Without resolution, tools return summary statistics only (averages across the whole track). With it, you get a compact TSV table showing how features evolve over time -- centroid, RMS, dynamic range, chroma, onset strength, percussive ratio, band energy, spectral contrast, and more, all aligned to the same time axis.
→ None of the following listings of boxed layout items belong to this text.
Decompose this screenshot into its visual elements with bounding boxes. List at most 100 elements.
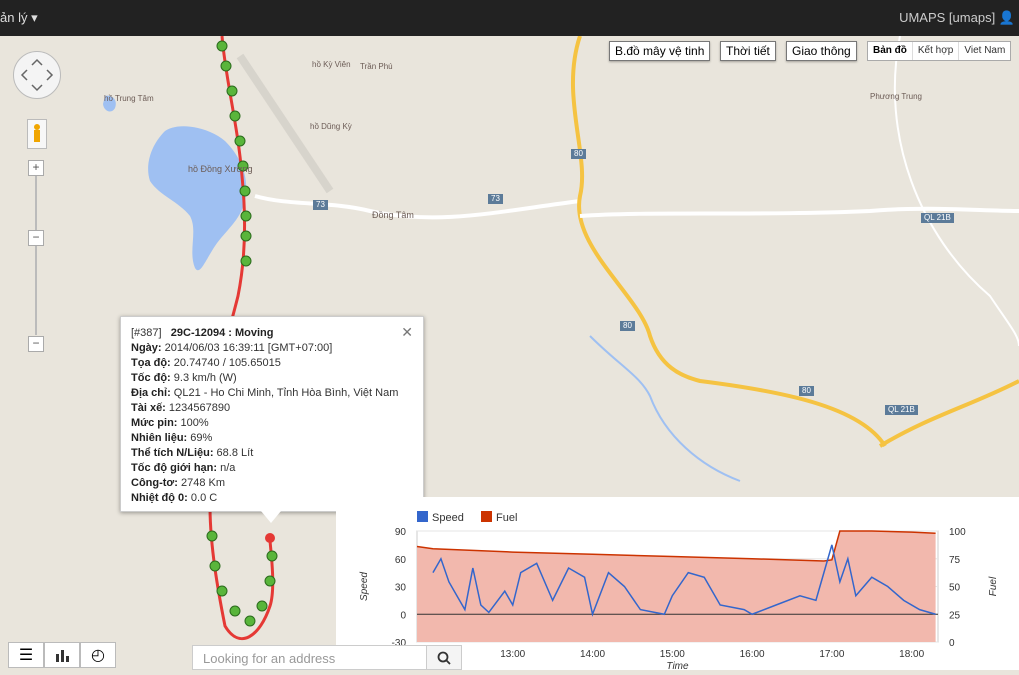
bottom-toolbar: ☰ ◴ bbox=[8, 642, 116, 668]
search-icon bbox=[437, 651, 451, 665]
popup-row: Ngày: 2014/06/03 16:39:11 [GMT+07:00] bbox=[131, 341, 398, 356]
popup-row-label: Ngày: bbox=[131, 342, 162, 354]
user-icon: 👤 bbox=[998, 10, 1015, 25]
popup-row-label: Địa chỉ: bbox=[131, 387, 171, 399]
label-phuong-trung: Phương Trung bbox=[870, 92, 922, 101]
popup-row-value: 2748 Km bbox=[177, 477, 226, 489]
label-tran-phu: Trần Phú bbox=[360, 62, 393, 71]
pan-arrows-icon bbox=[20, 58, 54, 92]
zoom-slider-handle[interactable]: − bbox=[28, 230, 44, 246]
y-left-tick-label: 30 bbox=[395, 583, 407, 594]
popup-row-value: 20.74740 / 105.65015 bbox=[170, 357, 281, 369]
top-navbar: ản lý ▾ UMAPS [umaps] 👤 bbox=[0, 0, 1019, 36]
x-tick-label: 15:00 bbox=[660, 649, 685, 660]
y-right-axis-label: Fuel bbox=[988, 576, 999, 596]
popup-row-value: 1234567890 bbox=[165, 402, 231, 414]
address-search-input[interactable]: Looking for an address bbox=[192, 645, 427, 670]
map-type-selector: Bản đồ Kết hợp Viet Nam bbox=[867, 41, 1012, 61]
popup-row: Tốc độ: 9.3 km/h (W) bbox=[131, 371, 398, 386]
popup-row-value: 0.0 C bbox=[187, 492, 218, 504]
legend-speed-label: Speed bbox=[432, 512, 464, 524]
popup-row-label: Công-tơ: bbox=[131, 477, 178, 489]
x-tick-label: 17:00 bbox=[819, 649, 844, 660]
close-icon[interactable]: ✕ bbox=[401, 324, 413, 341]
legend-speed-swatch bbox=[417, 511, 428, 522]
traffic-button[interactable]: Giao thông bbox=[786, 41, 857, 61]
popup-row-label: Tốc độ giới hạn: bbox=[131, 462, 218, 474]
popup-row: Mức pin: 100% bbox=[131, 416, 398, 431]
gauge-icon: ◴ bbox=[91, 647, 105, 664]
popup-row-value: 2014/06/03 16:39:11 [GMT+07:00] bbox=[161, 342, 333, 354]
popup-row-label: Nhiệt độ 0: bbox=[131, 492, 188, 504]
popup-title: 29C-12094 : Moving bbox=[170, 327, 274, 339]
map-type-vietnam[interactable]: Viet Nam bbox=[959, 42, 1010, 60]
route-shield-ql21b-b: QL 21B bbox=[885, 405, 918, 415]
route-shield-73b: 73 bbox=[488, 194, 503, 204]
popup-row-value: 68.8 Lít bbox=[213, 447, 254, 459]
zoom-in-button[interactable]: + bbox=[28, 160, 44, 176]
weather-button[interactable]: Thời tiết bbox=[720, 41, 776, 61]
popup-row: Tốc độ giới hạn: n/a bbox=[131, 461, 398, 476]
legend-fuel-label: Fuel bbox=[496, 512, 517, 524]
pan-control[interactable] bbox=[13, 51, 61, 99]
route-shield-80a: 80 bbox=[571, 149, 586, 159]
popup-id: [#387] bbox=[131, 327, 162, 339]
zoom-slider-track[interactable] bbox=[35, 175, 37, 335]
map-type-map[interactable]: Bản đồ bbox=[868, 42, 913, 60]
popup-pointer bbox=[261, 511, 281, 523]
popup-row-label: Nhiên liệu: bbox=[131, 432, 188, 444]
road-80 bbox=[571, 36, 887, 448]
popup-row-value: 100% bbox=[177, 417, 209, 429]
route-shield-80c: 80 bbox=[799, 386, 814, 396]
bar-chart-icon bbox=[56, 650, 69, 662]
street-view-pegman-icon[interactable] bbox=[27, 119, 47, 149]
x-tick-label: 13:00 bbox=[500, 649, 525, 660]
y-left-axis-label: Speed bbox=[359, 572, 370, 601]
management-menu-label: ản lý bbox=[0, 10, 28, 25]
label-ho-dung-ky: hồ Dũng Kỳ bbox=[310, 122, 352, 131]
y-left-tick-label: 60 bbox=[395, 555, 407, 566]
popup-row: Địa chỉ: QL21 - Ho Chi Minh, Tỉnh Hòa Bì… bbox=[131, 386, 398, 401]
chart-view-button[interactable] bbox=[44, 642, 80, 668]
y-right-tick-label: 50 bbox=[949, 583, 961, 594]
user-account[interactable]: UMAPS [umaps] 👤 bbox=[899, 10, 1015, 26]
popup-row-label: Thể tích N/Liệu: bbox=[131, 447, 214, 459]
river bbox=[589, 335, 741, 482]
x-tick-label: 14:00 bbox=[580, 649, 605, 660]
x-tick-label: 18:00 bbox=[899, 649, 924, 660]
current-position-marker bbox=[265, 533, 275, 543]
road-minor-east bbox=[893, 36, 1019, 347]
legend-fuel-swatch bbox=[481, 511, 492, 522]
y-right-tick-label: 75 bbox=[949, 555, 961, 566]
vehicle-info-popup: ✕ [#387] 29C-12094 : Moving Ngày: 2014/0… bbox=[120, 316, 424, 523]
popup-row-value: 69% bbox=[187, 432, 213, 444]
popup-row: Nhiên liệu: 69% bbox=[131, 431, 398, 446]
list-view-button[interactable]: ☰ bbox=[8, 642, 44, 668]
y-right-tick-label: 100 bbox=[949, 527, 966, 538]
list-icon: ☰ bbox=[18, 647, 34, 664]
popup-row: Thể tích N/Liệu: 68.8 Lít bbox=[131, 446, 398, 461]
popup-row: Công-tơ: 2748 Km bbox=[131, 476, 398, 491]
popup-header: [#387] 29C-12094 : Moving bbox=[131, 326, 398, 341]
route-shield-80b: 80 bbox=[620, 321, 635, 331]
popup-content: [#387] 29C-12094 : Moving Ngày: 2014/06/… bbox=[131, 326, 398, 506]
dashboard-button[interactable]: ◴ bbox=[80, 642, 116, 668]
x-tick-label: 16:00 bbox=[740, 649, 765, 660]
y-left-tick-label: 90 bbox=[395, 527, 407, 538]
label-ho-ky-vien: hồ Kỳ Viên bbox=[312, 60, 351, 69]
satellite-cloud-button[interactable]: B.đồ mây vệ tinh bbox=[609, 41, 711, 61]
label-ho-dong-xuong: hồ Đồng Xương bbox=[188, 164, 253, 174]
label-dong-tam: Đồng Tâm bbox=[372, 210, 414, 220]
road-73 bbox=[254, 194, 581, 220]
user-label: UMAPS [umaps] bbox=[899, 10, 996, 25]
popup-row-label: Tọa độ: bbox=[131, 357, 171, 369]
popup-row-value: 9.3 km/h (W) bbox=[170, 372, 237, 384]
x-axis-label: Time bbox=[666, 661, 689, 670]
management-menu[interactable]: ản lý ▾ bbox=[0, 10, 38, 26]
map-type-hybrid[interactable]: Kết hợp bbox=[913, 42, 960, 60]
search-button[interactable] bbox=[426, 645, 462, 670]
y-right-tick-label: 0 bbox=[949, 638, 955, 649]
zoom-out-button[interactable]: − bbox=[28, 336, 44, 352]
y-left-tick-label: 0 bbox=[400, 610, 406, 621]
lake-dong-xuong bbox=[148, 126, 247, 271]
The presets are calibrated for token efficiency. A 3-minute track at "medium" resolution produces roughly 180 rows of data -- enough to track musical structure without blowing up the context window.

Architecture

audio file
    |
    +---> load_audio()          -- Symphonia decodes to mono f32 samples
    |         |
    |         v
    |     compute_spectrogram() -- STFT via rustfft, time-frequency matrix
    |         |
    |         +---> spectral.rs    -- centroid, bandwidth, rolloff, flatness, MFCCs, band energy, contrast
    |         +---> temporal.rs    -- RMS energy, zero crossing rate, dynamic range
    |         +---> harmonic.rs    -- chromagram, key detection, tonnetz
    |         +---> rhythm.rs      -- onset detection, tempo, beat tracking
    |         +---> percussive.rs  -- HPSS (source separation), attack sharpness, onset density
    |         +---> sections.rs    -- section boundary detection (multi-feature novelty)
    |
    +---> load_audio_stereo()   -- preserves L/R channels
              |
              +---> stereo.rs      -- phase correlation, width, balance, mono compatibility
              +---> temporal.rs    -- LUFS loudness (ITU-R BS.1770-4 stereo channel summing)
    |
    v
downsample.rs                   -- bin-average to target resolution, format as TSV

Two binaries share the same analysis library:

cli (src/main.rs) -- runs all analyses and prints results
mcp-server (src/mcp_server.rs) -- exposes tools over stdio JSON-RPC via rmcp

Key dependencies: symphonia (audio decoding), rustfft (FFT), rmcp (MCP SDK).

Changelog

See CHANGELOG.md for version history.

License

MIT License. See LICENSE for details.